Others compare Trump to Hitler. There is an undeniable similarity between the two: both excite their followers into sieg heiling frenzies. Both climbed on the tiger of nationalism and racial hate and dug in their spurs. We saw where that took Hitler. With Trump, well, who knows?
But the Hitler comparison is so overdone, I’m reluctant to join the chorus, if only because of that variant of Godwin’s Law decreeing that anyone who invokes the Nazi leader has just lost the argument.
Thus Duterte is a better cautionary tale. Not as shopworn. He has Trump’s what’ll-come-out-of-his-mouth-next? quality. On Monday, Duterte held his first press conference since becoming the president-elect, and announced he would re-instate the death penalty, dormant in the Philippines for a decade. Not just the regular boring old death penalty, but a new version: murderers, robbers and rapists will be hanged twice.
“After the first hanging, there will be another ceremony for the second time until the head is completely severed from the body,” Duterte said on live television.
Not that I expect Trump to start hanging people — unless he does. That’s the beauty of his candidacy. You never know what he’ll do. Trump could turn out to be a liberal Democrat; he has been before.

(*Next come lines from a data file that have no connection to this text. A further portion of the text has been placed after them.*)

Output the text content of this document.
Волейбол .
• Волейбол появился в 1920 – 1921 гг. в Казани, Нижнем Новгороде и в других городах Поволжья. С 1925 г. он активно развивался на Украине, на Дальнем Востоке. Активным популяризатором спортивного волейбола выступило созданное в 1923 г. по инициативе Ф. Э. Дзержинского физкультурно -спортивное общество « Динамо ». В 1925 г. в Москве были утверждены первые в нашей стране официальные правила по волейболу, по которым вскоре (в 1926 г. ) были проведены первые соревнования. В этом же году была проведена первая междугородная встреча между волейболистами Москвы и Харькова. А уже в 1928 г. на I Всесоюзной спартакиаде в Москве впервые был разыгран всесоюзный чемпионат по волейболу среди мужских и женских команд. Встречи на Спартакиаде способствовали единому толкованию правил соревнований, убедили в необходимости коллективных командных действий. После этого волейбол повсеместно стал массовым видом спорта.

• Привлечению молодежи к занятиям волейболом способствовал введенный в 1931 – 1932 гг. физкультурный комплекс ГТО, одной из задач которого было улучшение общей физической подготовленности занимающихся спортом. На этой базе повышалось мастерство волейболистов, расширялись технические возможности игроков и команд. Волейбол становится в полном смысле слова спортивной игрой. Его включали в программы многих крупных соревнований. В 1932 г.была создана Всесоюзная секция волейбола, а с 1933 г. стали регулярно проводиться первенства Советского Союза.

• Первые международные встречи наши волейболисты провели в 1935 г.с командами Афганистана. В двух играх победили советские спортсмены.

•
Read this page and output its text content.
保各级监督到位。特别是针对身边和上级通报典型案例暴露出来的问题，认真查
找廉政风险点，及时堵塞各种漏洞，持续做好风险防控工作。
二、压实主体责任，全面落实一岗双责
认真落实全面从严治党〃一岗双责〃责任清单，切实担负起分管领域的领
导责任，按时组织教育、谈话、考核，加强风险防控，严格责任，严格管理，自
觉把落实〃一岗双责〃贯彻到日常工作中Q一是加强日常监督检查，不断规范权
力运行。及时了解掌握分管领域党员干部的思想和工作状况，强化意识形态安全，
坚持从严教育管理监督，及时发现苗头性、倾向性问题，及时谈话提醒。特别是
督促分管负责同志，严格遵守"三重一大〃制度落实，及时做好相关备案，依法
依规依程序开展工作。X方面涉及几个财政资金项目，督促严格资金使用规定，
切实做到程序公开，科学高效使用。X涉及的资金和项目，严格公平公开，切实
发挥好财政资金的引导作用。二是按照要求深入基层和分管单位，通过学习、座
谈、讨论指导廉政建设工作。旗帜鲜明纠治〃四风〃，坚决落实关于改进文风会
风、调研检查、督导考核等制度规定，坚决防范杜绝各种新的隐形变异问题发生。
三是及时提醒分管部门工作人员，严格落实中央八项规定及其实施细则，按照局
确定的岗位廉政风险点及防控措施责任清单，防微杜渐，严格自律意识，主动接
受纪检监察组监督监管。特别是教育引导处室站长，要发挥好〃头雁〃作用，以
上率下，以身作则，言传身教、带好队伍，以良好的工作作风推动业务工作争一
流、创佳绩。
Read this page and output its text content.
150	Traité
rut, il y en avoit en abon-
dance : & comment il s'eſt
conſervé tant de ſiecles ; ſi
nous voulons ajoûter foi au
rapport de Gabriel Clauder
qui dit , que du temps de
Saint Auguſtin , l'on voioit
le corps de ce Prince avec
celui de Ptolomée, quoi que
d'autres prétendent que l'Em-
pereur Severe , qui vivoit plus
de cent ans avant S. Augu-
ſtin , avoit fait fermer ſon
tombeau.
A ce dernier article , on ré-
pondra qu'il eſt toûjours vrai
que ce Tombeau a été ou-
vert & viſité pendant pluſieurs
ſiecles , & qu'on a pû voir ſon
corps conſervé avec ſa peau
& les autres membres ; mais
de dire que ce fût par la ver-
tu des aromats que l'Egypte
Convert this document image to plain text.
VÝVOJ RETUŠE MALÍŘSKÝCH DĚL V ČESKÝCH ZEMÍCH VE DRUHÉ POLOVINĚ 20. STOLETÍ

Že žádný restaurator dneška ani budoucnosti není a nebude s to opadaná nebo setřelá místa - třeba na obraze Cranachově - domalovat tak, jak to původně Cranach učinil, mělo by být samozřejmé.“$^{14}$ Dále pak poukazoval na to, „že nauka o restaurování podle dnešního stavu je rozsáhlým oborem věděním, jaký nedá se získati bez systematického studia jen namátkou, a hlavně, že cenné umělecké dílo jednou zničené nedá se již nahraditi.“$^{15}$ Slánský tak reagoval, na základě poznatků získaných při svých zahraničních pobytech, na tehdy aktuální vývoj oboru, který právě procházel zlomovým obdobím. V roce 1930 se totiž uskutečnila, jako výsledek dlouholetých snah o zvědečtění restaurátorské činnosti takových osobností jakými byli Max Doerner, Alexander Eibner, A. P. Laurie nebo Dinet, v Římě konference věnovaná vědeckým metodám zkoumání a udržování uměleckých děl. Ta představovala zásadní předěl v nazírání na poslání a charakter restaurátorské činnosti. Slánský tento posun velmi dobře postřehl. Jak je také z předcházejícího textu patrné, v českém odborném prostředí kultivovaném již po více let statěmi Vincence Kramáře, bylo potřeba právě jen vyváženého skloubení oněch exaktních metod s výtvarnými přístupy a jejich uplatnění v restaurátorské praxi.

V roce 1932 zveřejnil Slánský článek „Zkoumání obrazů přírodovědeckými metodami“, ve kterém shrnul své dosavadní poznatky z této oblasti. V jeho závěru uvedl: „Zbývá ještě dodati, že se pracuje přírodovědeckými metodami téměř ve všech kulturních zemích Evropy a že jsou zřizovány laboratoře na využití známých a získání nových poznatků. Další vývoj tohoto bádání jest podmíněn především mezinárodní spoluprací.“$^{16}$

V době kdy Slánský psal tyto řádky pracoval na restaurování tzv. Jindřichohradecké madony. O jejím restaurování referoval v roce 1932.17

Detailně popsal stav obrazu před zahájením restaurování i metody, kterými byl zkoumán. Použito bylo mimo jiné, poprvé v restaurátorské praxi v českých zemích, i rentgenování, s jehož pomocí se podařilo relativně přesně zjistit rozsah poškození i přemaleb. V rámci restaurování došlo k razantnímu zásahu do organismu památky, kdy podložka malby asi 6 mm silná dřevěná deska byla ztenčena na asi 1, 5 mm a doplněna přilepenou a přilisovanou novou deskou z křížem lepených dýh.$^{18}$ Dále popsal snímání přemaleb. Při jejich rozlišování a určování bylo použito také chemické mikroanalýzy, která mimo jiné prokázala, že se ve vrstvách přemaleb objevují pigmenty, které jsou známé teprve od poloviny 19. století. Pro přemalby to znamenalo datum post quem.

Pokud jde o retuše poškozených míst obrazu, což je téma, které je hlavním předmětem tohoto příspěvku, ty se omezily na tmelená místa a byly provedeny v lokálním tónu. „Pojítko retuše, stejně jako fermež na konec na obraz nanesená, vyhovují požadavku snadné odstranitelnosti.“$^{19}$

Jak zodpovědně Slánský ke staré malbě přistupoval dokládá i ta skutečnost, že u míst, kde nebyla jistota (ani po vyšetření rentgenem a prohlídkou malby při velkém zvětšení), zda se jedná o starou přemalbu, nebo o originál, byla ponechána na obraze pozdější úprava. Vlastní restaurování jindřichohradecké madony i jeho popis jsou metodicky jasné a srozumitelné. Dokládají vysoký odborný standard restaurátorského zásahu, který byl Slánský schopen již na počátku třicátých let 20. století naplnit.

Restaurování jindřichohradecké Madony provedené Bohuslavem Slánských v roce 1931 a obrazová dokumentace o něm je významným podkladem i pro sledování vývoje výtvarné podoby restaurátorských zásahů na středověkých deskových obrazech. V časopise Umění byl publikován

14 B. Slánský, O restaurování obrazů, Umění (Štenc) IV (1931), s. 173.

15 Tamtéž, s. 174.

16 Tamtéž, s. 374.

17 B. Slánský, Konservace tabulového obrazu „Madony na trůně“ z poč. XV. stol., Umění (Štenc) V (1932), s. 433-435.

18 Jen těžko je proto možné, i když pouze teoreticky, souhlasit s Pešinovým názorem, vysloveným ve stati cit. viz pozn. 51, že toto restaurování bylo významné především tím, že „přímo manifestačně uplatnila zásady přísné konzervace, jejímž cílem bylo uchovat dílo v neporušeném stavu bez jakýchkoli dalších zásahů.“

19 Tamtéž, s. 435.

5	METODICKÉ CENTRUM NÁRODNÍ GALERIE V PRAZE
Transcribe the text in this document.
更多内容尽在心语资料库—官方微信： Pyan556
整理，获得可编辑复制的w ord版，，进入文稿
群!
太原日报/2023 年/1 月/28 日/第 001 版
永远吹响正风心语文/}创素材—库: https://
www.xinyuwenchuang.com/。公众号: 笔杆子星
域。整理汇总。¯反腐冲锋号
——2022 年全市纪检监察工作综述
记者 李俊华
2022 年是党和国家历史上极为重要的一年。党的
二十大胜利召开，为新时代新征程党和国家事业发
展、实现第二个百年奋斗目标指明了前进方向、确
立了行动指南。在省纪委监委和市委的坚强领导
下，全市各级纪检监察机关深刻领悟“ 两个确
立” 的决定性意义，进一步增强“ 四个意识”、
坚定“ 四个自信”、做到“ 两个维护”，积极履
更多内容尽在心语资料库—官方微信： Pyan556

There is one more parallel with the Philippines. There, up to 80 percent of the politicians are connected to a handful of political dynasties. Filipino voters call traditional politicians “trapos,” a pun on the Tagalog term for “cleaning rags.” They like Duterte either because of his belligerent babble or in spite of it. They admire his toughness and accept the rest. If Trump wins — and only a fool would discount the possibility — it will be for the same reason. People have been trained to hate and fear the government and chewed up by the grinding gears of the big bank economy. Hillary Clinton represents both.